As for the FDA's decision to green-light Sandoz's Zarxio, the first biosimilar drug, it reflects broader changes occurring in the practice of oncology. Now Amgen/Allergan's ABP 215, an Avastin biosimilar in Phase III trials, is angling for a share of the cancer market, one that brought Roche $6.6 billion in 2014. Amgen believes ABP 215 will gain approval in all six cancers for which Avastin is already indicated.

Only time will tell if the biosimilar can position itself for an easy approval, but critics worry more about what happens once the biosimilar is approved. First, the price differential compared with its original antibody cannot parallel that of typical generic drugs. So with the smaller potential for discounts, oncologists will need an incentive to make the switch.

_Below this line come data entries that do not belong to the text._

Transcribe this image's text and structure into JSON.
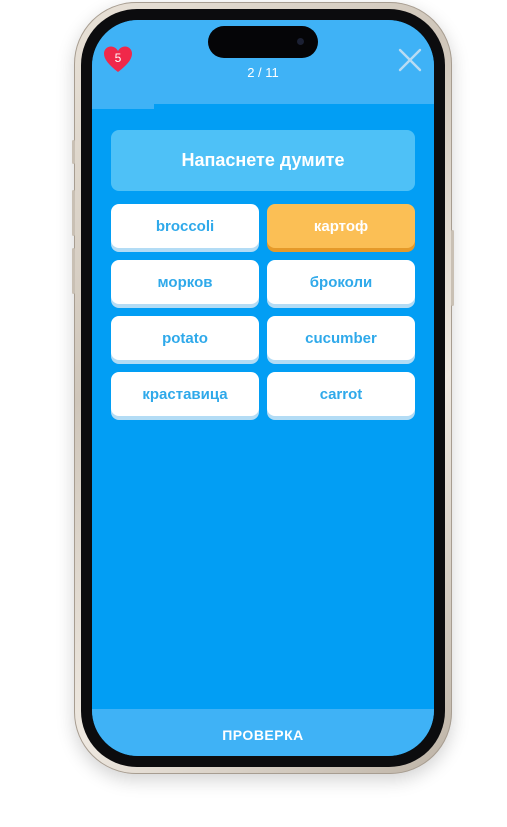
{
  "header": {
    "lives": "5",
    "progress_label": "2 / 11",
    "progress_fraction": 0.18
  },
  "prompt": {
    "text": "Напаснете думите"
  },
  "words": [
    {
      "label": "broccoli",
      "selected": false
    },
    {
      "label": "картоф",
      "selected": true
    },
    {
      "label": "морков",
      "selected": false
    },
    {
      "label": "броколи",
      "selected": false
    },
    {
      "label": "potato",
      "selected": false
    },
    {
      "label": "cucumber",
      "selected": false
    },
    {
      "label": "краставица",
      "selected": false
    },
    {
      "label": "carrot",
      "selected": false
    }
  ],
  "footer": {
    "check_label": "ПРОВЕРКА"
  },
  "colors": {
    "screen_bg": "#029ef4",
    "bar_bg": "#3fb2f6",
    "prompt_bg": "#4ec1f7",
    "tile_text": "#2fa9ea",
    "selected_tile": "#fbbf55",
    "heart": "#f0284a"
  },
  "icons": {
    "lives": "heart-icon",
    "close": "close-icon"
  }
}
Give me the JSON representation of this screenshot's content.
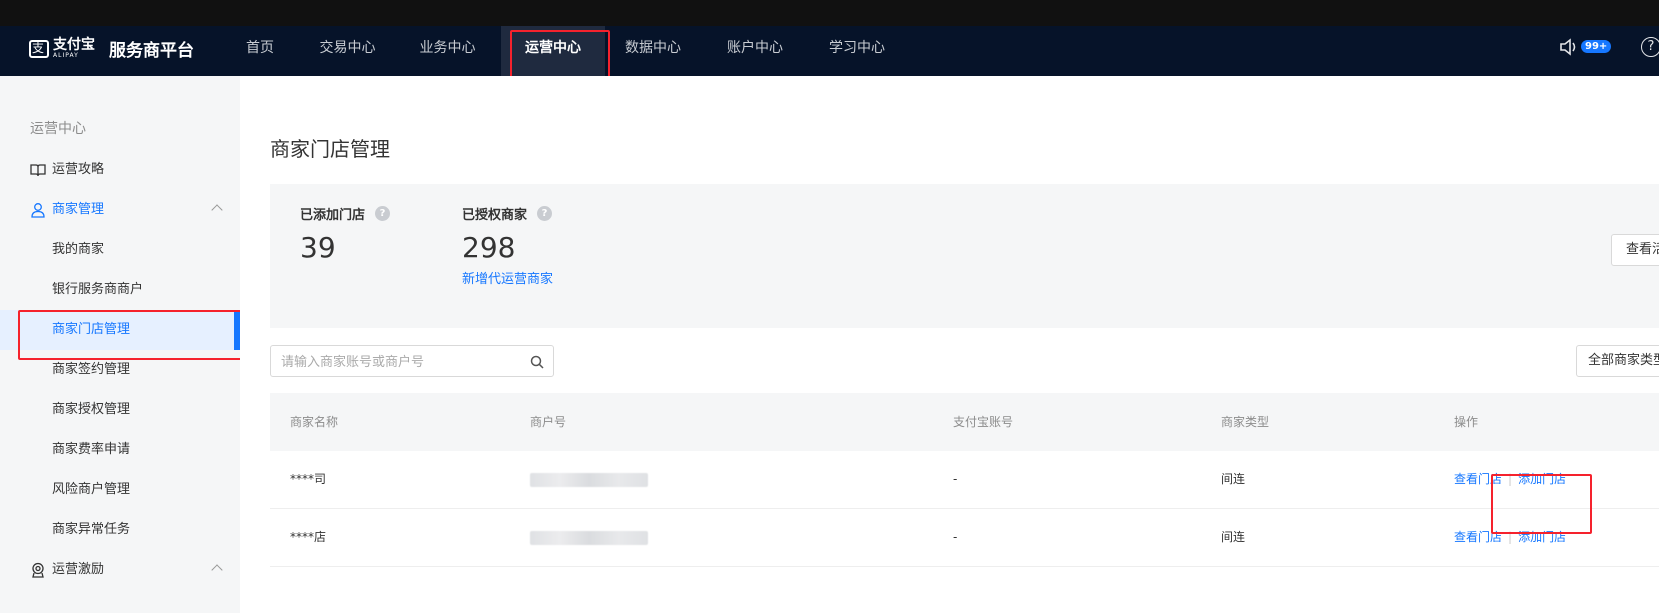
{
  "brand": {
    "logo_cn": "支付宝",
    "logo_en": "ALIPAY",
    "platform": "服务商平台",
    "accent_color": "#1677ff"
  },
  "topnav": {
    "items": [
      {
        "label": "首页"
      },
      {
        "label": "交易中心"
      },
      {
        "label": "业务中心"
      },
      {
        "label": "运营中心",
        "active": true
      },
      {
        "label": "数据中心"
      },
      {
        "label": "账户中心"
      },
      {
        "label": "学习中心"
      }
    ],
    "notification_count": "99+",
    "notification_icon": "speaker-icon",
    "help_icon": "help-icon",
    "help_label": "?"
  },
  "sidebar": {
    "section_title": "运营中心",
    "items": [
      {
        "label": "运营攻略",
        "icon": "book-icon"
      },
      {
        "label": "商家管理",
        "icon": "user-icon",
        "expanded": true
      },
      {
        "label": "我的商家"
      },
      {
        "label": "银行服务商商户"
      },
      {
        "label": "商家门店管理",
        "selected": true
      },
      {
        "label": "商家签约管理"
      },
      {
        "label": "商家授权管理"
      },
      {
        "label": "商家费率申请"
      },
      {
        "label": "风险商户管理"
      },
      {
        "label": "商家异常任务"
      },
      {
        "label": "运营激励",
        "icon": "badge-icon",
        "expanded": true
      }
    ]
  },
  "main": {
    "title": "商家门店管理",
    "stats": {
      "added_stores_label": "已添加门店",
      "added_stores_value": "39",
      "authorized_merchants_label": "已授权商家",
      "authorized_merchants_value": "298",
      "add_merchant_link": "新增代运营商家",
      "view_button": "查看活动"
    },
    "search": {
      "placeholder": "请输入商家账号或商户号"
    },
    "filter": {
      "selected": "全部商家类型"
    },
    "table": {
      "columns": [
        "商家名称",
        "商户号",
        "支付宝账号",
        "商家类型",
        "操作"
      ],
      "rows": [
        {
          "name": "****司",
          "merchant_id": "",
          "alipay_account": "-",
          "type": "间连",
          "action_view": "查看门店",
          "action_add": "添加门店"
        },
        {
          "name": "****店",
          "merchant_id": "",
          "alipay_account": "-",
          "type": "间连",
          "action_view": "查看门店",
          "action_add": "添加门店"
        }
      ]
    }
  }
}
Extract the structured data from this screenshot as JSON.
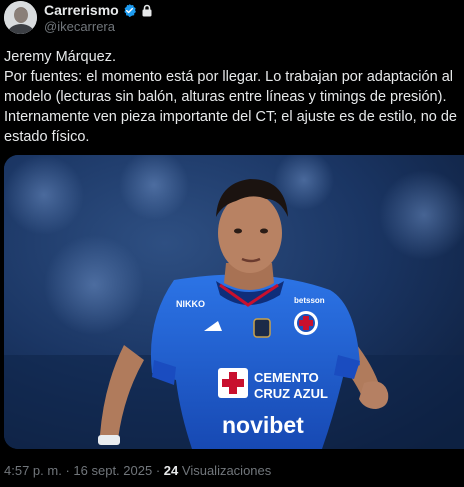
{
  "author": {
    "display_name": "Carrerismo",
    "handle": "@ikecarrera",
    "verified_icon": "verified-badge-icon",
    "protected_icon": "lock-icon"
  },
  "tweet": {
    "lines": [
      "Jeremy Márquez.",
      "Por fuentes: el momento está por llegar. Lo trabajan por adaptación al",
      "modelo (lecturas sin balón, alturas entre líneas y timings de presión).",
      "Internamente ven pieza importante del CT; el ajuste es de estilo, no de",
      "estado físico."
    ]
  },
  "media": {
    "jersey": {
      "sponsor_main": "novibet",
      "sponsor_chest_1": "CEMENTO",
      "sponsor_chest_2": "CRUZ AZUL",
      "shoulder_sponsor": "NIKKO",
      "brand_right": "betsson"
    }
  },
  "meta": {
    "time": "4:57 p. m.",
    "separator": "·",
    "date": "16 sept. 2025",
    "views_count": "24",
    "views_label": "Visualizaciones"
  },
  "colors": {
    "background": "#000000",
    "text": "#e7e9ea",
    "muted": "#71767b",
    "verified": "#1d9bf0",
    "jersey_blue": "#1f5fd6"
  }
}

See also: Therapeutic Focus: Oncology

“The approach in oncology is to add layers [drugs] to increase the efficacy,” says Ipsos' Solanki. “Oncologists are comfortable ... and may not be open to using a biosimilar alongside another clinical treatment.”

The industry's rising interest in oncology mirrors the fall of the blockbuster drug empire and a shift away from primary care indications serving large patient populations. As a result, drug developers have come face-to-face with an altered marketing pathway.

“Marketers have to manage expectations for a dramatically different treatment experience for patients, caregivers, and healthcare providers,” says Weber.

High prices attached to new cancer treatments further challenge oncology stakeholders. With prices that hover around $9,800 per treatment month, Ibrance is a frequent target for drug-pricing critics. FDA-approved oral medications, such as Genentech's Alecensa for advanced lung cancer, are also creating a stir.

See also: Pfizer reports uptake for cancer-therapy Ibrance

Cancer accounts for just 5% of total healthcare expenditures — yet analysts expect its costs to climb to $175 billion in 2020, a 40% increase over 2010 levels.

“Cost is the white elephant in the marketing mix and treatment room,” notes Gil Bashe, health managing partner at Finn Partners. “Payers, providers, and pharma innovators are coming to grips with how to define the value of these new cancer therapies.”